In Zusammenhang mit der Schenkung des Ritters Cauzpert an das Kloster St. Gallen wurde im 8. Jahrhundert die erste Kirche in Warmbach erbaut, die ihre urkundliche Erwähnung im Jahre 1270 fand.
 
Das Anwachsen der Gemeinde machte eine neue Kirche erforderlich, die in den Jahren zwischen 1840 und 1850 im klassischen Stil erstellt wurde. Die St. Gallus-Kirche erfuhr in den Folgejahren erneut bauliche Veränderungen und erhielt ihren jetzigen Grundriss im Jahre 1930.
 
 
Eine umfassende Renovation in den späten Jahren des 20. Jahrhunderts diente zum größten Teil der Erhaltung und Verstärkung der baulichen Substanz, aber auch der Restauration sämtlicher Figuren, der Altäre, der Kreuze, der Bilder und der Renaissance-Kanzel mit den 4 Kirchenlehrern.


 
Die Gemeinde hat durch die Neugestaltung des Kirchenraumes die Entwicklung neuer Gottesdienstformen gefördert und sucht auch in der Verkündung immer wieder neue Wege. Senfkorngottesdienste und Konzertprojekte des Jugendchores „Rückenwind“ oder der Gesangsgruppe „Adonai“ möchten auf zeigemäße Weise den christlichen Glauben weitertragen.
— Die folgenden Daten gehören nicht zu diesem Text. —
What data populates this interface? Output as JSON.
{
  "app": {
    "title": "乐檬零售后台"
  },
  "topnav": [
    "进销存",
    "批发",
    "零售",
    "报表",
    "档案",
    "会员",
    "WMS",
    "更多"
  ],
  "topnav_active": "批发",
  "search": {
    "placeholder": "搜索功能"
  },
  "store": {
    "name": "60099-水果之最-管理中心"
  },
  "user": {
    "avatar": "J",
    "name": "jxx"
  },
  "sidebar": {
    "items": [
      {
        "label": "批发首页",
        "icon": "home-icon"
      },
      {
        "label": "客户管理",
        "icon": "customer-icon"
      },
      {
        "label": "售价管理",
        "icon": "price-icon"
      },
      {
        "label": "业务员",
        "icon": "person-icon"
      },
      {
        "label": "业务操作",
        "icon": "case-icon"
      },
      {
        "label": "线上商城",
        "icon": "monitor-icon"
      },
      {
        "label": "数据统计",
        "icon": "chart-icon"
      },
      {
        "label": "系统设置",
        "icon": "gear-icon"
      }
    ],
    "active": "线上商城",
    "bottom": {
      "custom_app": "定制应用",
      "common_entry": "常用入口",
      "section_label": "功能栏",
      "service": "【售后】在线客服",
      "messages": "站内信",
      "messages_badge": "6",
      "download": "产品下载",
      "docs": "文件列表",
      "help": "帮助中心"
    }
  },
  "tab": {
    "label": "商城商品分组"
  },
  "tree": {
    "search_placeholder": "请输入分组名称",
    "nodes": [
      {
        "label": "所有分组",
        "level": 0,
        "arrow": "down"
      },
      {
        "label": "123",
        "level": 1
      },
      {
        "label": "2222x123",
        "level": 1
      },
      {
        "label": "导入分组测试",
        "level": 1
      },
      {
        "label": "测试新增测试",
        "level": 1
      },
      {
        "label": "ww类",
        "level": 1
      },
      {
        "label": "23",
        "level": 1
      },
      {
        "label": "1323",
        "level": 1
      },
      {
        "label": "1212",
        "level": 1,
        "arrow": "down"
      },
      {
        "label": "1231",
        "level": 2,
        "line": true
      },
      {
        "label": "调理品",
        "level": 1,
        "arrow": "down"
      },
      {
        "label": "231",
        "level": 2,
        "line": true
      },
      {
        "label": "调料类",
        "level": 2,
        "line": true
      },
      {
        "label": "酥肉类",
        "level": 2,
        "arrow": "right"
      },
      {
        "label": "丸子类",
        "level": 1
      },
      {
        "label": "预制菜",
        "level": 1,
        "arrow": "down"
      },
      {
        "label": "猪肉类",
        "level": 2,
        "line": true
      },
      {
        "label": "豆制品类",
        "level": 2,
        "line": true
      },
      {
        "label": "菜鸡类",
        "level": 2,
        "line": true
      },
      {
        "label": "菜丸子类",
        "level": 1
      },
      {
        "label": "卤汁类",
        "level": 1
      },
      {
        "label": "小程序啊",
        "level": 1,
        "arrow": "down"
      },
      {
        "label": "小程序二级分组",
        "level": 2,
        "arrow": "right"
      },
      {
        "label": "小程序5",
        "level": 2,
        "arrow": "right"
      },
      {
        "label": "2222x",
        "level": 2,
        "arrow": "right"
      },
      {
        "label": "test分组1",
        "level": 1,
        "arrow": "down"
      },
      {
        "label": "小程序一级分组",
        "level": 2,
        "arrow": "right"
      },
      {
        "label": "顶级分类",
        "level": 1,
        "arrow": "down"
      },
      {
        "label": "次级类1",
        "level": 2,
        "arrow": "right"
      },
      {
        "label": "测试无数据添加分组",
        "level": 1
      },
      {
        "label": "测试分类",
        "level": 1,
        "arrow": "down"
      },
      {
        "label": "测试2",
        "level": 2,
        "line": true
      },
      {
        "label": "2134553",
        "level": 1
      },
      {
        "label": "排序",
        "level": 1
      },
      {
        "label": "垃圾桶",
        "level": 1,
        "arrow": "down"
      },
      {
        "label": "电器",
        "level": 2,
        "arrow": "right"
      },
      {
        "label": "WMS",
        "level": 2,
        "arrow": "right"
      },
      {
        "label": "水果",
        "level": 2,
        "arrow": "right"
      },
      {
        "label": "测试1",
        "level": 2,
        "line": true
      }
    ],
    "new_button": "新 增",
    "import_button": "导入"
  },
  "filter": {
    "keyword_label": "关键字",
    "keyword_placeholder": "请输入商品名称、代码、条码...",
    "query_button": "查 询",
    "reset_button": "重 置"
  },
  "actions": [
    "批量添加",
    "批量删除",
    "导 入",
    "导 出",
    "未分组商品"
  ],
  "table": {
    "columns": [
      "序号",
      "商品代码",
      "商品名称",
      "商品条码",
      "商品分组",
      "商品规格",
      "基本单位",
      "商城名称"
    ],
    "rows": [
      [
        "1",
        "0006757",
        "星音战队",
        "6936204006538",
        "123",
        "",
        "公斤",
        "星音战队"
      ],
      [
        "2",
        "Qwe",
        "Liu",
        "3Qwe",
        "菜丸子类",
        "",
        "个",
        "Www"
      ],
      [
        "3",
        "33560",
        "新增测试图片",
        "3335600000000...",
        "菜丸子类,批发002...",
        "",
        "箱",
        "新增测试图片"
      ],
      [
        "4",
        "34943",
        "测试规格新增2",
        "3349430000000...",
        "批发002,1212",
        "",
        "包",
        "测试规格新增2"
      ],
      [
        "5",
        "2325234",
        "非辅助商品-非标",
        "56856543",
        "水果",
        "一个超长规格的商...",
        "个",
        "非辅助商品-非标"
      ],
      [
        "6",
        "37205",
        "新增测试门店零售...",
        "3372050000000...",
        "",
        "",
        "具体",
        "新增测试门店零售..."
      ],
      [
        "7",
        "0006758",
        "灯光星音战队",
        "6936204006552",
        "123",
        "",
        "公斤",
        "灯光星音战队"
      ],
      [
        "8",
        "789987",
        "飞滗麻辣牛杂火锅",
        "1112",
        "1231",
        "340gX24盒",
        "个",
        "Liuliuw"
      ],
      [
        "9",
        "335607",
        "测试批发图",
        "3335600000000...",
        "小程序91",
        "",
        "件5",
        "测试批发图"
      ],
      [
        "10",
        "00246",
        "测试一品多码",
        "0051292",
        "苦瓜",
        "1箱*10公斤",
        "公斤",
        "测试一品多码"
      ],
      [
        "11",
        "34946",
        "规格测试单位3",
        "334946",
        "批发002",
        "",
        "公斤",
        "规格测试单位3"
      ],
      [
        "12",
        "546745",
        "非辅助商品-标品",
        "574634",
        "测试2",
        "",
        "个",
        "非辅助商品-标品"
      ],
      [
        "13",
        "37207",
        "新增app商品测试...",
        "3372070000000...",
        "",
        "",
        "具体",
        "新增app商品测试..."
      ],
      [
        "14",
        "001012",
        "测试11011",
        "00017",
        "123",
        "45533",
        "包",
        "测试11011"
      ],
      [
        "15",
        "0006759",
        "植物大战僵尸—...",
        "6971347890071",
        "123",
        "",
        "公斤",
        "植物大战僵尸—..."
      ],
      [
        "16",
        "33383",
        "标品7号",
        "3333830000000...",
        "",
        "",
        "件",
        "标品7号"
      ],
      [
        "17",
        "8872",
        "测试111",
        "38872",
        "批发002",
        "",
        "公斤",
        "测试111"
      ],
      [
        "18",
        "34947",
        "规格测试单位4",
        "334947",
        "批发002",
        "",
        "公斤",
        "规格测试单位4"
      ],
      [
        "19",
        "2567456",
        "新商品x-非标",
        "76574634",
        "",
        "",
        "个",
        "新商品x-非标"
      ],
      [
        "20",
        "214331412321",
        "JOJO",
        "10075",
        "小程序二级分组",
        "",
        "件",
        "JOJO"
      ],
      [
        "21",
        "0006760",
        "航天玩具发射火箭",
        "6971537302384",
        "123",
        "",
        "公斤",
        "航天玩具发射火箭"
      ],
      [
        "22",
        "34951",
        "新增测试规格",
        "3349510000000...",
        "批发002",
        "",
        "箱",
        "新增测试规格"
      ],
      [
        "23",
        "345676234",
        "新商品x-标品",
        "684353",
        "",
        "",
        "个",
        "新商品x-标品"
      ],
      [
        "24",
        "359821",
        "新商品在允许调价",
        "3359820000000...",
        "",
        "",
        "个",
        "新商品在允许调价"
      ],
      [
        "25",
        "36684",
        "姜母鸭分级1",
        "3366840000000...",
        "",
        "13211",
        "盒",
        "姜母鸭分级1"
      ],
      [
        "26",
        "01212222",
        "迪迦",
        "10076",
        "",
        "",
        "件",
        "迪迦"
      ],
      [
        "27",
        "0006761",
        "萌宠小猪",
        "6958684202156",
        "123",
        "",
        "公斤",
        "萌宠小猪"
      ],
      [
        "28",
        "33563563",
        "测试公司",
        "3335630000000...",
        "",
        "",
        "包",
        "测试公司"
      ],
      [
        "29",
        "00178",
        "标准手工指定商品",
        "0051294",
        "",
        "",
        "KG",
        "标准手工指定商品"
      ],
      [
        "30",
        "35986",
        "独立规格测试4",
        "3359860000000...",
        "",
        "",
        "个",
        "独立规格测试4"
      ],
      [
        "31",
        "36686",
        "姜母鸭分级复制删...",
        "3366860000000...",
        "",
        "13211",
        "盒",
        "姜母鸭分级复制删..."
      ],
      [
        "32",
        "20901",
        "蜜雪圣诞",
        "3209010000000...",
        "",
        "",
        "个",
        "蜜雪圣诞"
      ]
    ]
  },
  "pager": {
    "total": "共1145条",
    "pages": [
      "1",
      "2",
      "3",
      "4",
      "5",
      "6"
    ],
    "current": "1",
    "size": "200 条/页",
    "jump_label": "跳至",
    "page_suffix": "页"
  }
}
So ist in den letzten Jahren ein heller, freundlicher und
Gemeinschaft fördernder Feierraum entstanden, ohne die historische Innenraumgestaltung oder den Charakter des Kirchenbaus zu zerstören. Der Altar wurde in die Mitte der Gemeinde geholt, um den sich nun halbkreisförmig die feiernde Gemeinde versammelt.
 
Zu einem Ort der Begegnung wurde aber auch der Kirchplatz umgewandelt, der ohne die 72-Stunden- Aktionen des BDKJ durch Jugendliche und junge Erwachsene mit breiter Unterstützung der Warmbacher Bevölkerung nicht seine heutige Form gefunden hätte.
Somit nimmt die kleine Kirche St. Gallus nicht nur aufgrund ihrer Entstehung und Veränderungen, sondern durch ihren Ausdruck als Ort der gemeinschaftlichen Begegnung einen ganz besonderen Platz in der Reihe der Rheinfelder Kirchen ein.